Rosh Hashana

14/Sep/2012

El País, Uruguay, Leonardo Guzmán

Rosh Hashana

LEONARDO GUZMÁN
Del lunes al martes el judaísmo celebrará el Año Nuevo 5773. Comenzará el primer mes, Tishrei, nombre que en arameo significa expiación, perdón, dar vuelta la hoja, volver a empezar: la celebración no es caprichosa. Condensa un mensaje que nutre a todas las corrientes sensatas que -confesionales o laicas- nos llaman a no quedar fijados en el pasado y a renovar cada etapa desde la revisión conciliadora, unificadora, de nosotros mismos.
Por eso, más allá de las salutaciones, las tarjetas y los avisos, esta fecha -igual que los principales fastos de la liturgia cristiana- merece valorizarse por encima de pertenencias o identidades. Porque su llamado es profundo y es práctico, nació lejos pero es para aquí, viene de los siglos pero es para hoy.
¡Y vaya si hace falta en un mundo donde las fotografías que transmite un automóvil-laboratorio que surca Marte a 300 millones de kilómetros de la Tierra ya no asombran porque la atención pública se asusta con los riesgos helados del capitalismo financiero y se aterroriza con los atentados fanáticos: en Libia ayer, en Siria a cada rato! ¡Vaya si hace falta en tiempos donde los «sistemas» brujulean el medio ambiente, insultan la lógica, degradan el lenguaje y corrompen las costumbres escapando a todo sentido humano!
En ese contexto, agredido en su economía por la angurria de una Presidenta vecina, empobrecido en su cultura y a las vueltas con el remate de su Pluna, nuestro Uruguay angustiosamente necesita revitalizar a la persona, la familia y las relaciones humanas, instituciones todas nacidas mucho antes que el Estado que hay que volver a cimentar desde la base. Para ello, hace falta que tomemos en serio los fastos y dejemos de confundir laicidad con silencio sobre las religiones o prescindencia de lo espiritual.
El liberalismo no consiste en aceptar callados «la diversidad», olvidando las discusiones y angustias del espíritu sobre mitos, religiones, filosofías y poemas.

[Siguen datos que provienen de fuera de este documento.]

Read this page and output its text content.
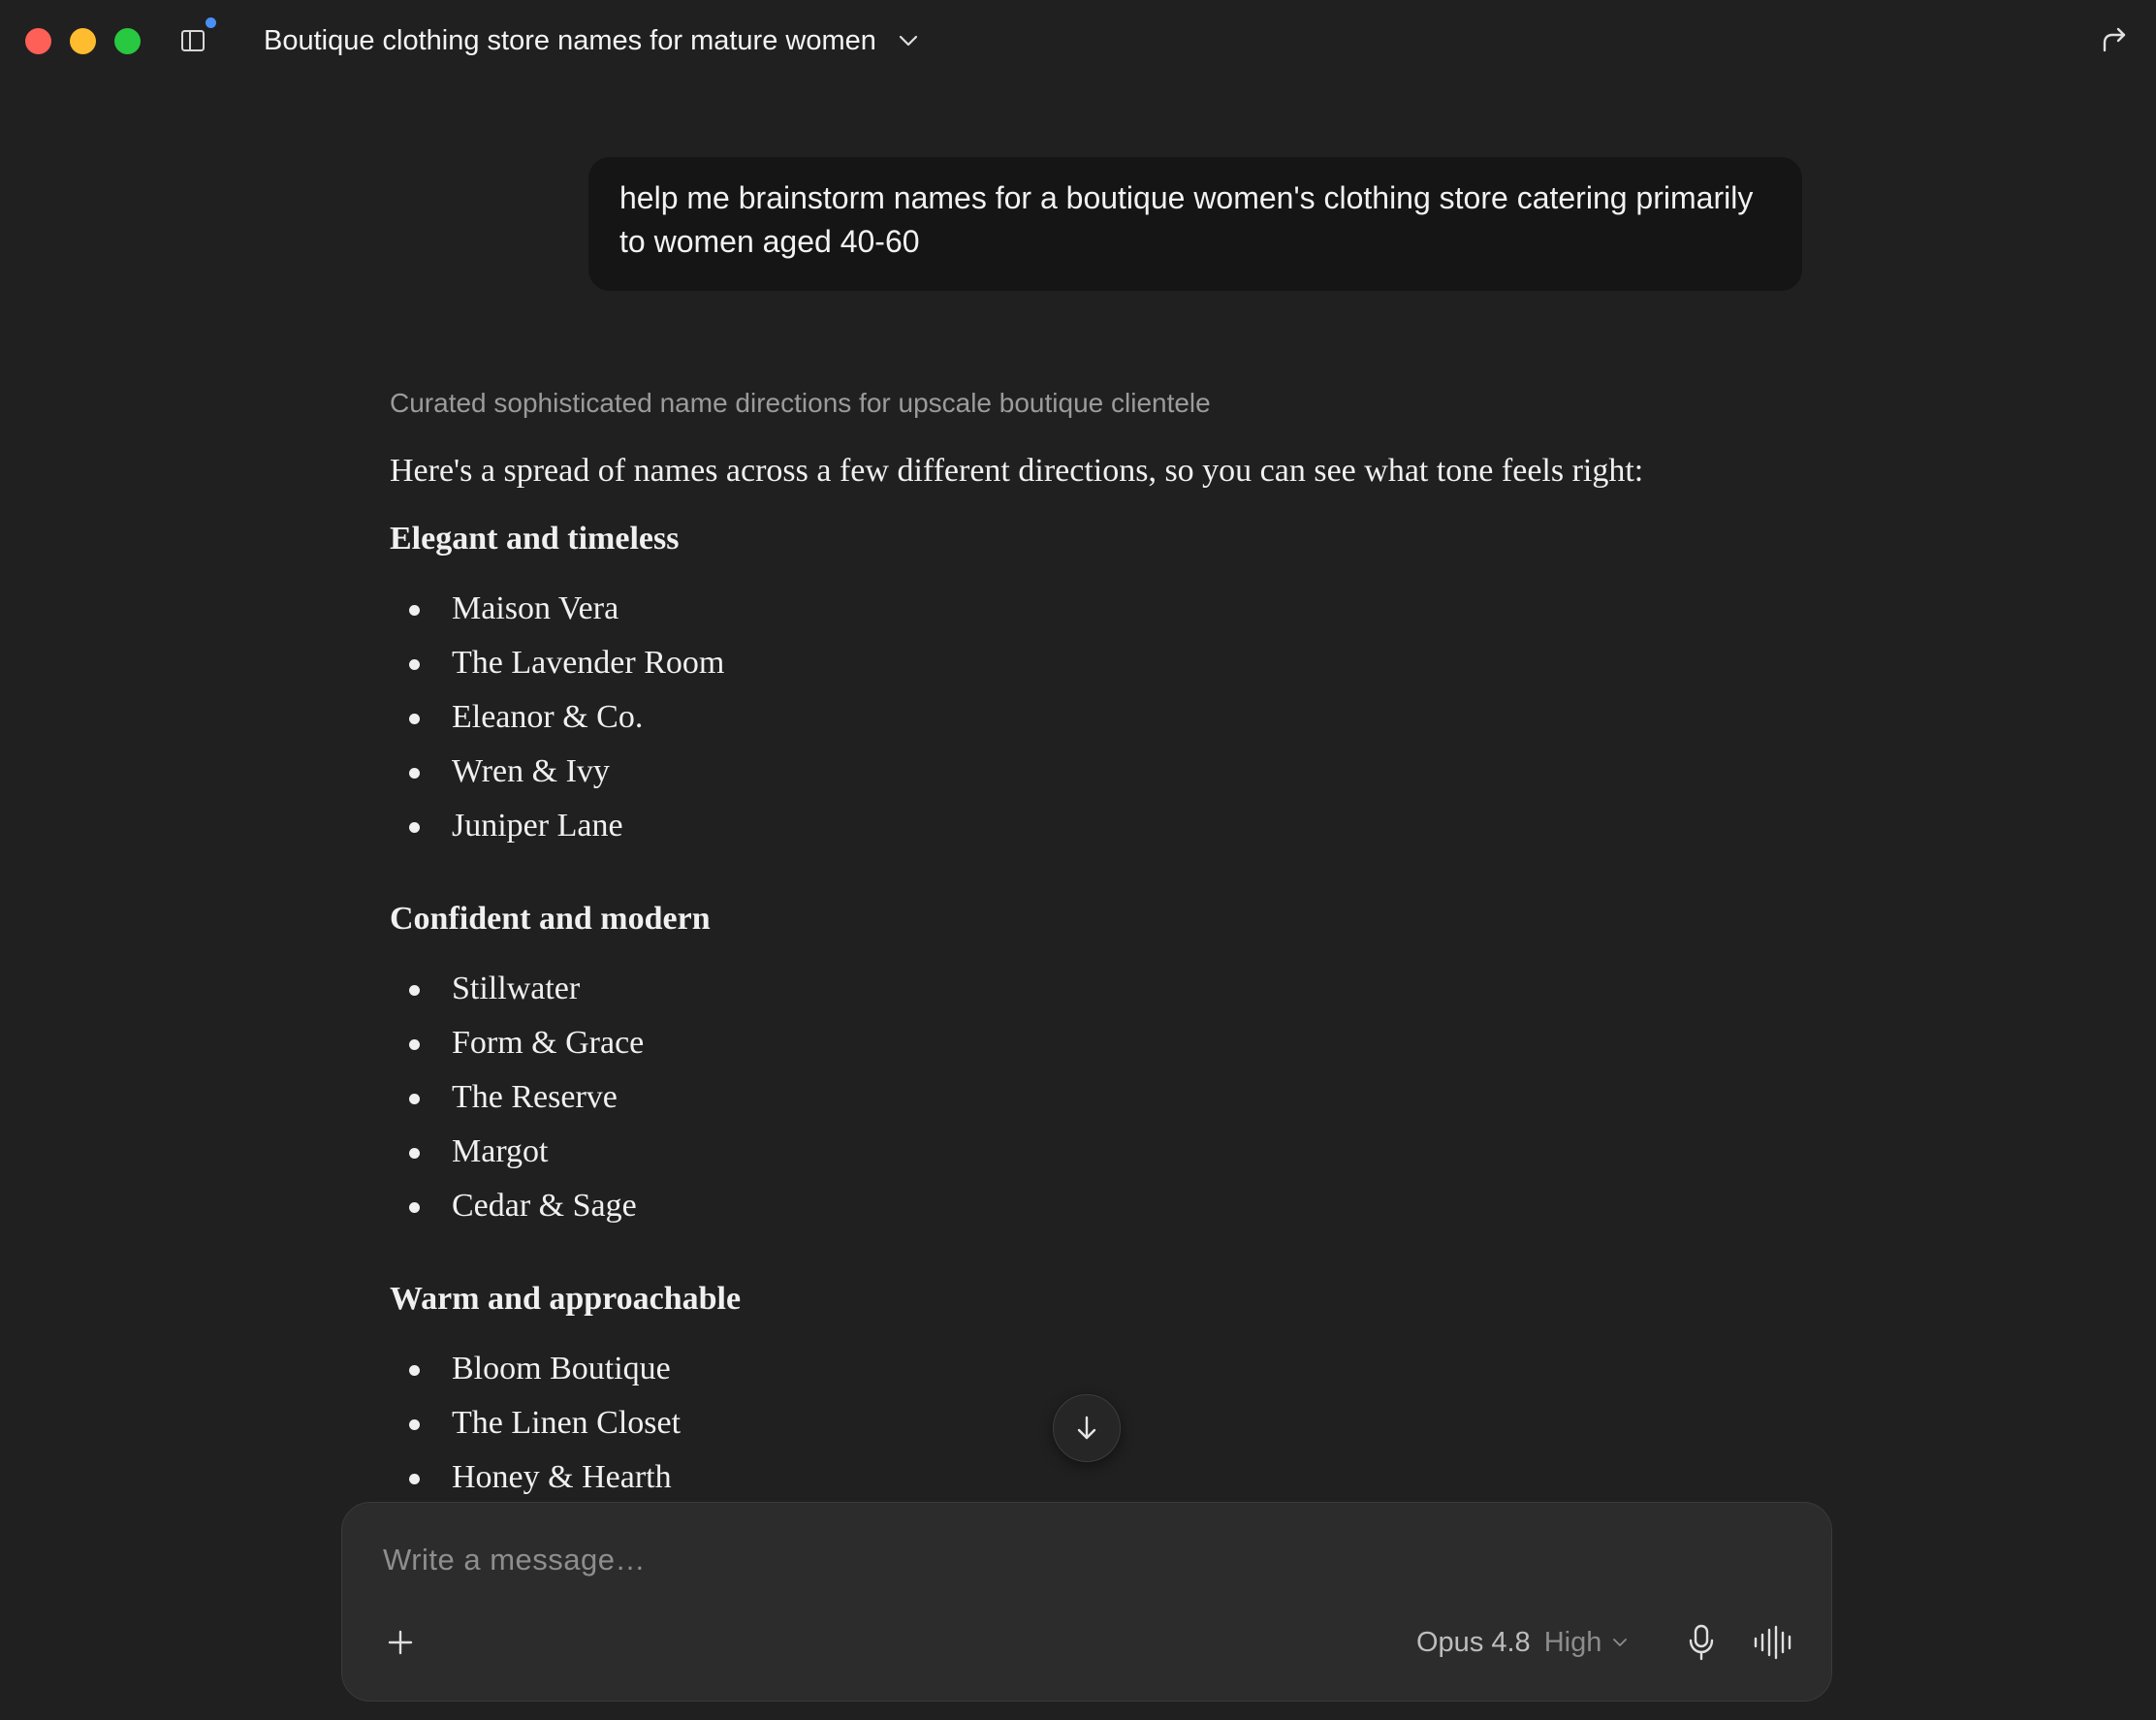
Boutique clothing store names for mature women
help me brainstorm names for a boutique women's clothing store catering primarily to women aged 40-60
Curated sophisticated name directions for upscale boutique clientele

Here's a spread of names across a few different directions, so you can see what tone feels right:

Elegant and timeless
Maison Vera
The Lavender Room
Eleanor & Co.
Wren & Ivy
Juniper Lane
Confident and modern
Stillwater
Form & Grace
The Reserve
Margot
Cedar & Sage
Warm and approachable
Bloom Boutique
The Linen Closet
Honey & Hearth
Write a message…
Opus 4.8 High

Se llame tal o no, liberal es quien lee y oye al ajeno con oídos abiertos: en nuestro país, Carlos Vaz Ferreira sin religión defendió la religiosidad, Celedonio Nin y Silva sin ser hebreo publicó una inolvidable Historia del Pueblo de Israel; y en el mundo, Montesquieu puso mirada persa sobre las costumbres francesas, Ernesto Renán sin fe escribió sobre Jesús, Henri Bergson judío se acercó al tomismo, Ismael Quilés jesuita se adentró en el ideario de Buda… y últimamente Lu Marinoff liga filosóficamente a Aristóteles, Buda y Confucio con las exigencias actuales de personas y empresas.

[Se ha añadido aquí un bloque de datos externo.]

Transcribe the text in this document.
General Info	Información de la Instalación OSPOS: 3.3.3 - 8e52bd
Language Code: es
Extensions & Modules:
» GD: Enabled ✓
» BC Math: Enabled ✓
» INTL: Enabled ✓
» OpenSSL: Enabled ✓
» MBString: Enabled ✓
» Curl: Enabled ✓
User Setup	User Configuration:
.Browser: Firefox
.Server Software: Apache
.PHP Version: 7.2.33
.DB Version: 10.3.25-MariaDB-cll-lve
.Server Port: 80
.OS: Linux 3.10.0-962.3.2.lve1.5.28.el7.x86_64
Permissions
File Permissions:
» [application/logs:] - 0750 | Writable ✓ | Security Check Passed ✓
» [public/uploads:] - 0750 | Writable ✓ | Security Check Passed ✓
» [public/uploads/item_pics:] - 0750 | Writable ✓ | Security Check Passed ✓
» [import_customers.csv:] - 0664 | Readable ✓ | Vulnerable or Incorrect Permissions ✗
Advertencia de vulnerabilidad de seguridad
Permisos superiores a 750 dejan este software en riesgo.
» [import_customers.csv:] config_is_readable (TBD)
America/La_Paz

La convivencia libre no consiste, pues, sólo en aceptar que el otro existe y proclamar que las discrepancias deben respetarse. Para que la libertad se haga fecunda, además de tener claros los límites externos de la tolerancia hace falta sopesar los aportes internos de los enfoques del otro, señalando errores, reconociendo cuotas de razón y ampliando, desde el diálogo, el horizonte de las coincidencias. La libertad no es sólo yuxtaposición descriptiva de los credos y los ritos: es comprensión de los sentidos profundos.

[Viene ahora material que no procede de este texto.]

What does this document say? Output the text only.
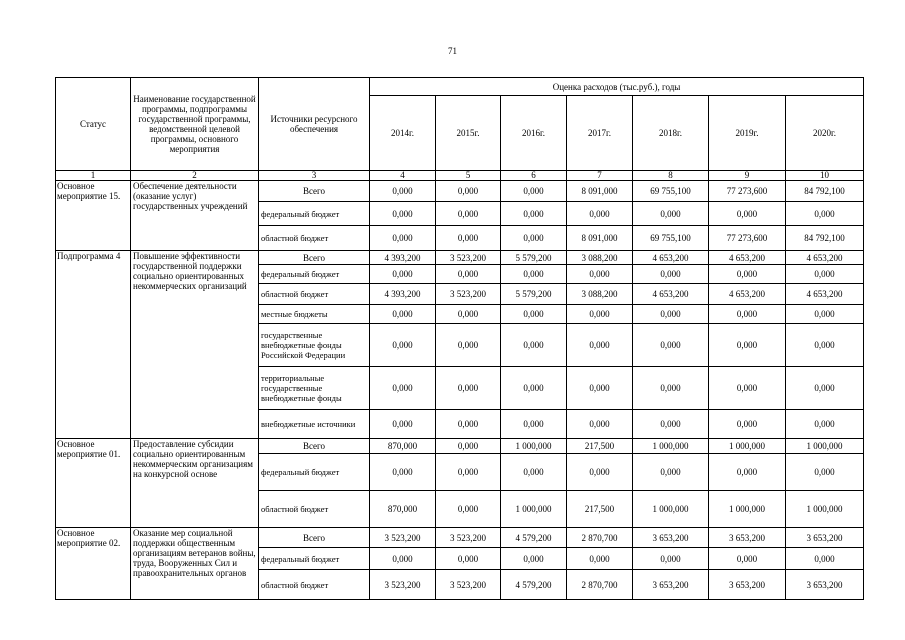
71
Статус	Наименование государственной программы, подпрограммы государственной программы, ведомственной целевой программы, основного мероприятия	Источники ресурсного обеспечения	Оценка расходов (тыс.руб.), годы						
			2014г.	2015г.	2016г.	2017г.	2018г.	2019г.	2020г.
1	2	3	4	5	6	7	8	9	10
Основное мероприятие 15.	Обеспечение деятельности (оказание услуг) государственных учреждений	Всего	0,000	0,000	0,000	8 091,000	69 755,100	77 273,600	84 792,100
		федеральный бюджет	0,000	0,000	0,000	0,000	0,000	0,000	0,000
		областной бюджет	0,000	0,000	0,000	8 091,000	69 755,100	77 273,600	84 792,100
Подпрограмма 4	Повышение эффективности государственной поддержки социально ориентированных некоммерческих организаций	Всего	4 393,200	3 523,200	5 579,200	3 088,200	4 653,200	4 653,200	4 653,200
		федеральный бюджет	0,000	0,000	0,000	0,000	0,000	0,000	0,000
		областной бюджет	4 393,200	3 523,200	5 579,200	3 088,200	4 653,200	4 653,200	4 653,200
		местные бюджеты	0,000	0,000	0,000	0,000	0,000	0,000	0,000
		государственные внебюджетные фонды Российской Федерации	0,000	0,000	0,000	0,000	0,000	0,000	0,000
		территориальные государственные внебюджетные фонды	0,000	0,000	0,000	0,000	0,000	0,000	0,000
		внебюджетные источники	0,000	0,000	0,000	0,000	0,000	0,000	0,000
Основное мероприятие 01.	Предоставление субсидии социально ориентированным некоммерческим организациям на конкурсной основе	Всего	870,000	0,000	1 000,000	217,500	1 000,000	1 000,000	1 000,000
		федеральный бюджет	0,000	0,000	0,000	0,000	0,000	0,000	0,000
		областной бюджет	870,000	0,000	1 000,000	217,500	1 000,000	1 000,000	1 000,000
Основное мероприятие 02.	Оказание мер социальной поддержки общественным организациям ветеранов войны, труда, Вооруженных Сил и правоохранительных органов	Всего	3 523,200	3 523,200	4 579,200	2 870,700	3 653,200	3 653,200	3 653,200
		федеральный бюджет	0,000	0,000	0,000	0,000	0,000	0,000	0,000
		областной бюджет	3 523,200	3 523,200	4 579,200	2 870,700	3 653,200	3 653,200	3 653,200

En el caso de Rosh Hashanah, esos sentidos profundos se ligan al origen de los Diez Mandamientos, que fueron una donación de luz, razón y esperanza que, sin ninguna agencia de la ONU, se abrió camino como fuente universal de la moral y el Derecho mucho más allá de la religión de Moisés.
Por todo eso, el augurio de estas horas debe ser para todos.